Velocità (RPM): 60-100

Difficoltà (RPE): 7-8

Loop # 2: "Sun Goes Down" di Robin Schulz

Cosa fare: rilascia una certa resistenza dalla bici in modo che tu sia appena sopra una strada piana. Trova un ritmo veloce e pedala costantemente fino in fondo.

Durata: 3 minuti

Velocità (RPM): 80-90

Difficoltà (RPE): 6-7

Loop # 2: "We did not Do It" di Tegan and Sara

Che cosa fare: con una resistenza moderata sulla bici, mantenere un ritmo costante al 60 percento del massimo sforzo per 30 secondi. Aggiungi un po 'di resistenza e aumenta il tuo sforzo fino al 70 percento per 30 secondi. Aggiungi un po 'più di resistenza e aumenta il tuo sforzo all'80 percento del tuo sforzo massimo per i prossimi 30 secondi; quindi, spingerlo al 90 percento per 30 secondi.

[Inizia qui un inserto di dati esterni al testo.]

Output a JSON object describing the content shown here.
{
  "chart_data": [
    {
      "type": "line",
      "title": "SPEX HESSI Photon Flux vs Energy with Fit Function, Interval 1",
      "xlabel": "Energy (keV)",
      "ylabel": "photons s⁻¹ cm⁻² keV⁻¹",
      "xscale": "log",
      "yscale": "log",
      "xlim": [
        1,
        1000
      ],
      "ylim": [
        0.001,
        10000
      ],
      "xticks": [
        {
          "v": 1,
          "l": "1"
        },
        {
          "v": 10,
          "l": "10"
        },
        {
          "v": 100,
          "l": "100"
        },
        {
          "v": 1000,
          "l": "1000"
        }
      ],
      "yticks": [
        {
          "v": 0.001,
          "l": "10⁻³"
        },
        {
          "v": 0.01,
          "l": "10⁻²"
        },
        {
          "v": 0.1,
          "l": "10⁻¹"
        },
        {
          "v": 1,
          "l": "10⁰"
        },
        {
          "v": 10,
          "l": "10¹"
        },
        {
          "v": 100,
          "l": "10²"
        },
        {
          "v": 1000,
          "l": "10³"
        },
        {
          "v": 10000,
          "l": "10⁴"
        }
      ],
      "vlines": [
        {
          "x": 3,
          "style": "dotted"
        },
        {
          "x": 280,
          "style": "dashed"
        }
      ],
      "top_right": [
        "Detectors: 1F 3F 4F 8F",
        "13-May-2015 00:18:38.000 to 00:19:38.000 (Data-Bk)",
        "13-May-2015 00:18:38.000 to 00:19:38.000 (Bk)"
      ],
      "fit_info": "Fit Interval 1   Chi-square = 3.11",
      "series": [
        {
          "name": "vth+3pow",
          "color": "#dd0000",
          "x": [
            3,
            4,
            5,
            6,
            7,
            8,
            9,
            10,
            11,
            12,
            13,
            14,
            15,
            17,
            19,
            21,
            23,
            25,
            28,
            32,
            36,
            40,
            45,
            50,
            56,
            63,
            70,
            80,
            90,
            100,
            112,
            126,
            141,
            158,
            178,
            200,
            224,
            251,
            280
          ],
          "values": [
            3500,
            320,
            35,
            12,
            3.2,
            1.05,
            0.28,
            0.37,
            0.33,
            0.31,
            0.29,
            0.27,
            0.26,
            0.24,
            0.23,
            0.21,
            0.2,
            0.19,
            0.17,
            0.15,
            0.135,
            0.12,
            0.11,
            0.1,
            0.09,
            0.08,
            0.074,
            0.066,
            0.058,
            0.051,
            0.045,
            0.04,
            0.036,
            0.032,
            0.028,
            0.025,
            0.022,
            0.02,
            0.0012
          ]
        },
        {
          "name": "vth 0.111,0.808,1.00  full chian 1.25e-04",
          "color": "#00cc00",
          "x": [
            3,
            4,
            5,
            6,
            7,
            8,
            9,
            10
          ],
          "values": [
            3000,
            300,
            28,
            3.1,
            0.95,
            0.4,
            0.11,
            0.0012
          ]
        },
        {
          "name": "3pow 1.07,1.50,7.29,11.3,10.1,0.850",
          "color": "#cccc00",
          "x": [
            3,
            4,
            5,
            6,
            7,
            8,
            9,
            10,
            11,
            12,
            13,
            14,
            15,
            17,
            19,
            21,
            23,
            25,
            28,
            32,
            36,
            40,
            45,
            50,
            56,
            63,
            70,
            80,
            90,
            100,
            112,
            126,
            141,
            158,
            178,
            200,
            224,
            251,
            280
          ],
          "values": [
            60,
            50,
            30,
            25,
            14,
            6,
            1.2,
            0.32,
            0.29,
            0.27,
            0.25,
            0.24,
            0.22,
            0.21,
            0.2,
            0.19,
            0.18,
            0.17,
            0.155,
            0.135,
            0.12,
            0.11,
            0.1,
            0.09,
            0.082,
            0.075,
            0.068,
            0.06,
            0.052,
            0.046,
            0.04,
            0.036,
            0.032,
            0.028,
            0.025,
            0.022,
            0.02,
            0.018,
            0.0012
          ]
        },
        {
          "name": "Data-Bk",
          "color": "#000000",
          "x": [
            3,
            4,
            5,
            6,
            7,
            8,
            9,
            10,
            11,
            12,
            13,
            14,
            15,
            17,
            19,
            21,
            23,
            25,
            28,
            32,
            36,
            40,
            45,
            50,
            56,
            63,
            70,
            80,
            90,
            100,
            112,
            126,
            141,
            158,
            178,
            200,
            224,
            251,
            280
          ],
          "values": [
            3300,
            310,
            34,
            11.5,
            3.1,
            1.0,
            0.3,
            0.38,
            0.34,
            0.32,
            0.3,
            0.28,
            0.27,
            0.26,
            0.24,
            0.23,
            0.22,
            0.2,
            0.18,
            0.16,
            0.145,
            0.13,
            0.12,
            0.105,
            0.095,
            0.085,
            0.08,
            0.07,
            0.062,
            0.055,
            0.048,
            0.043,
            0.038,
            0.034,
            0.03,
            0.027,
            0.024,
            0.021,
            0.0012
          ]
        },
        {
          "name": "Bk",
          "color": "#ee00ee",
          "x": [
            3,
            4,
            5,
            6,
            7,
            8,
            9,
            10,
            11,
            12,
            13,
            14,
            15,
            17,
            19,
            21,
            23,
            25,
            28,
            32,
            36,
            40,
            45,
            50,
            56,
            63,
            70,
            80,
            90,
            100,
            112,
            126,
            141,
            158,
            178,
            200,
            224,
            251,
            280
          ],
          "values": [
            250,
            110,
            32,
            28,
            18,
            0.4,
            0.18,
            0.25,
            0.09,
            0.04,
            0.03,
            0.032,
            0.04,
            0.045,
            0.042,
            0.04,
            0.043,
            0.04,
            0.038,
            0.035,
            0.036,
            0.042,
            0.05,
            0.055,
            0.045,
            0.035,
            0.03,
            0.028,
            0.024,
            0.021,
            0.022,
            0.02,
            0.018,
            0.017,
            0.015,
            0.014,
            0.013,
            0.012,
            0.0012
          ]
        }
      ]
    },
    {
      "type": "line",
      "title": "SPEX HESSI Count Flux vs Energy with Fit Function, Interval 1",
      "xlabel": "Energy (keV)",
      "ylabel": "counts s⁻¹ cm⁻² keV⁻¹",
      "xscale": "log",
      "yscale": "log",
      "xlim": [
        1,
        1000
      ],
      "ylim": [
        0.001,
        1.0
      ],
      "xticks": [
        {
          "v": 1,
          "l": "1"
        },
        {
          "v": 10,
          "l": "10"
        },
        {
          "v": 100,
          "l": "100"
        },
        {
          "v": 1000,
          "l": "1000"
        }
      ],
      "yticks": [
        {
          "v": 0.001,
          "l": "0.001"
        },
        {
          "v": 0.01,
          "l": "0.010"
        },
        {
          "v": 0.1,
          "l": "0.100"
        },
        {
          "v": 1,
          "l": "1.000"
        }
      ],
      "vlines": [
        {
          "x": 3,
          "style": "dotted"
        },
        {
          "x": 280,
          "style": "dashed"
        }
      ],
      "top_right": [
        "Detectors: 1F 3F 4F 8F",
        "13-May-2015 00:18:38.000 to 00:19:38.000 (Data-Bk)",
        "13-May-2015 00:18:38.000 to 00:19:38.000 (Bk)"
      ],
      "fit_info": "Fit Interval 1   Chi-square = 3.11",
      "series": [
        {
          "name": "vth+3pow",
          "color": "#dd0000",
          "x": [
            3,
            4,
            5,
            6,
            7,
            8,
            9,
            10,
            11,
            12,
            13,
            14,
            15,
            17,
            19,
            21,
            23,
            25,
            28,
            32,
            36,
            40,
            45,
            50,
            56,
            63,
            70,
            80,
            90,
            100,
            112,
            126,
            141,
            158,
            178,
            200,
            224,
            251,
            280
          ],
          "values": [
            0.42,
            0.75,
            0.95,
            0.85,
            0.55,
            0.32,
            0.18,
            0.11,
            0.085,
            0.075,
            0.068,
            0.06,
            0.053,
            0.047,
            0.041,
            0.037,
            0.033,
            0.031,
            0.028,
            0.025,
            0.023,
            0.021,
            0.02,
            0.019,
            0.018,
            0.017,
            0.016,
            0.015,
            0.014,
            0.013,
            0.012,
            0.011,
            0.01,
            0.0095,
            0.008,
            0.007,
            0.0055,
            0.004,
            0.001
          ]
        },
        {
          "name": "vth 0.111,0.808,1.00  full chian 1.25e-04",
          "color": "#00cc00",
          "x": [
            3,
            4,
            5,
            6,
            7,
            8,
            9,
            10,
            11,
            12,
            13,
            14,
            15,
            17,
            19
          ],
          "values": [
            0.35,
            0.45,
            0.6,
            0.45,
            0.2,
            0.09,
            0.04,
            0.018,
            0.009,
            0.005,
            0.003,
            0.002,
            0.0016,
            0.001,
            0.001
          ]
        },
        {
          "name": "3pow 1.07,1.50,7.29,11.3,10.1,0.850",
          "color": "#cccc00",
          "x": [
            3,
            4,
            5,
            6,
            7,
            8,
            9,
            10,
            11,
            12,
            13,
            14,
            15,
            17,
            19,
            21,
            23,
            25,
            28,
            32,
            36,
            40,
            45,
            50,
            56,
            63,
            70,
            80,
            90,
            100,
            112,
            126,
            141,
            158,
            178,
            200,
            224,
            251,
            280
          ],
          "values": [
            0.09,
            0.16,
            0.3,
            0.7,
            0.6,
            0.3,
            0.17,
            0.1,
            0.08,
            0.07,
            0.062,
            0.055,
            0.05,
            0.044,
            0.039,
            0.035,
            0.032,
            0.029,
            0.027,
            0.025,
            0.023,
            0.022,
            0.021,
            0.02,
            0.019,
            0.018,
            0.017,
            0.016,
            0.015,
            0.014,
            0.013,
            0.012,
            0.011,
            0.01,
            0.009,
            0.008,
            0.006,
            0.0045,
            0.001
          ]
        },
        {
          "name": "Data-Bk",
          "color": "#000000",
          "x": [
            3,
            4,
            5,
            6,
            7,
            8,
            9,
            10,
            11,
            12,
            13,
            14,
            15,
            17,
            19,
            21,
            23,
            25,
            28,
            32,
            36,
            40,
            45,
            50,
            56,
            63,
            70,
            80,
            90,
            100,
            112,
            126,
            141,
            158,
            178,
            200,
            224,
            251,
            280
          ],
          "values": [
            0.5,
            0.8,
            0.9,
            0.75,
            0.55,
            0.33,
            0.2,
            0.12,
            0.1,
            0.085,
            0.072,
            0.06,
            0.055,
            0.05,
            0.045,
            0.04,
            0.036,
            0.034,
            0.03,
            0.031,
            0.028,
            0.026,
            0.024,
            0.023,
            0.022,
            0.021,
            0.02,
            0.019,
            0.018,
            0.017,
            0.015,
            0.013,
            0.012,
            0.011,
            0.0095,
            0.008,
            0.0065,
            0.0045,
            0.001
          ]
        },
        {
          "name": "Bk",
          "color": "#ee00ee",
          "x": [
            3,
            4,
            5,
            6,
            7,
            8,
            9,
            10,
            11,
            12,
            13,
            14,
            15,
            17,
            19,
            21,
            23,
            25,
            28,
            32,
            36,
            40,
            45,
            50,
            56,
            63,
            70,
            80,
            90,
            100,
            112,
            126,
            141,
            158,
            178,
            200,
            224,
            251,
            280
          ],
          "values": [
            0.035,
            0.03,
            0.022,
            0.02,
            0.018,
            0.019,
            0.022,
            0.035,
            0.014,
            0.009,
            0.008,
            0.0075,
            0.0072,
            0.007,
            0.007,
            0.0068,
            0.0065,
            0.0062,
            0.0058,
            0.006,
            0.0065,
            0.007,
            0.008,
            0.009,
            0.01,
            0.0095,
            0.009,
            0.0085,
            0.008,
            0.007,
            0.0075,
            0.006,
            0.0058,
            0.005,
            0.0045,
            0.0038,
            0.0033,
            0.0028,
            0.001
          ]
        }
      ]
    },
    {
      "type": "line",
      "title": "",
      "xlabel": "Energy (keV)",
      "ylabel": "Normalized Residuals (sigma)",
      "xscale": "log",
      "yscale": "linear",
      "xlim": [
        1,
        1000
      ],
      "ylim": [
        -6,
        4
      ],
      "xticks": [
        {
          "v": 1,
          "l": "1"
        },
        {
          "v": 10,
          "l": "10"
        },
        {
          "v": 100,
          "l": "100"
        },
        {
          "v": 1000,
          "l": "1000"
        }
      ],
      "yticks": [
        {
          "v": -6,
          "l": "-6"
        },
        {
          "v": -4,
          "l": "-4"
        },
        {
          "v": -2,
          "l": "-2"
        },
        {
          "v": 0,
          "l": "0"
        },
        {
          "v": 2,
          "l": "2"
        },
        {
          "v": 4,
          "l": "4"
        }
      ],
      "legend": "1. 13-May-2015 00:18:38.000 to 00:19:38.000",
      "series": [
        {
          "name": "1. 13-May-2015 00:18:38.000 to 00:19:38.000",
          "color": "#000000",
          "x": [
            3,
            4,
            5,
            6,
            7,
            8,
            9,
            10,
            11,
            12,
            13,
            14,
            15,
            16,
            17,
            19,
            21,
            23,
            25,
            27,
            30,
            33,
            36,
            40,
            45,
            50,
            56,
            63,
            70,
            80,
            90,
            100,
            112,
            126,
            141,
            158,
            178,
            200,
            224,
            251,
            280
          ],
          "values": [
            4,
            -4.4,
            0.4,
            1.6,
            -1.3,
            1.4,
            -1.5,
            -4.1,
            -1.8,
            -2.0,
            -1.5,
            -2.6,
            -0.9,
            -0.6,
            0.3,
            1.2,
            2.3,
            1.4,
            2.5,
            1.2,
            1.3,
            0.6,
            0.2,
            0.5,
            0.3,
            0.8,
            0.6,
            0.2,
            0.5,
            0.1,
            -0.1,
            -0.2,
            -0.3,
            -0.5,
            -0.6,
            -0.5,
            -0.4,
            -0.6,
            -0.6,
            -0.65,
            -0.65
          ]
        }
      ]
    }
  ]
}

Riduci all'80 percento del tuo sforzo massimo per 30 secondi. Togliti un po 'di resistenza e abbandona il tuo sforzo al 70 percento per 30 secondi. Guida il 60 percento del tuo sforzo massimo per il resto della canzone.

Durata: 3¾ minuti

Velocità (RPM): 60-100

Difficoltà (RPE): 7-8

Cool Down: "Waves" di Mr. Probz

Che cosa fare: abbassare la resistenza su una strada piana e pedalare costantemente per 1 minuto. Mentre tieni le gambe in movimento, siediti in alto in sella. Prendi alcuni respiri grandi e profondi e fai una serie di stiramenti della parte superiore del corpo , seguiti dalla parte inferiore del corpo distesa dalla bici.

Durata: 3½ minuti

Velocità (RPM): 60-80

Difficoltà (RPE): 3-4

Regalati un buon cinque per un lavoro ben fatto!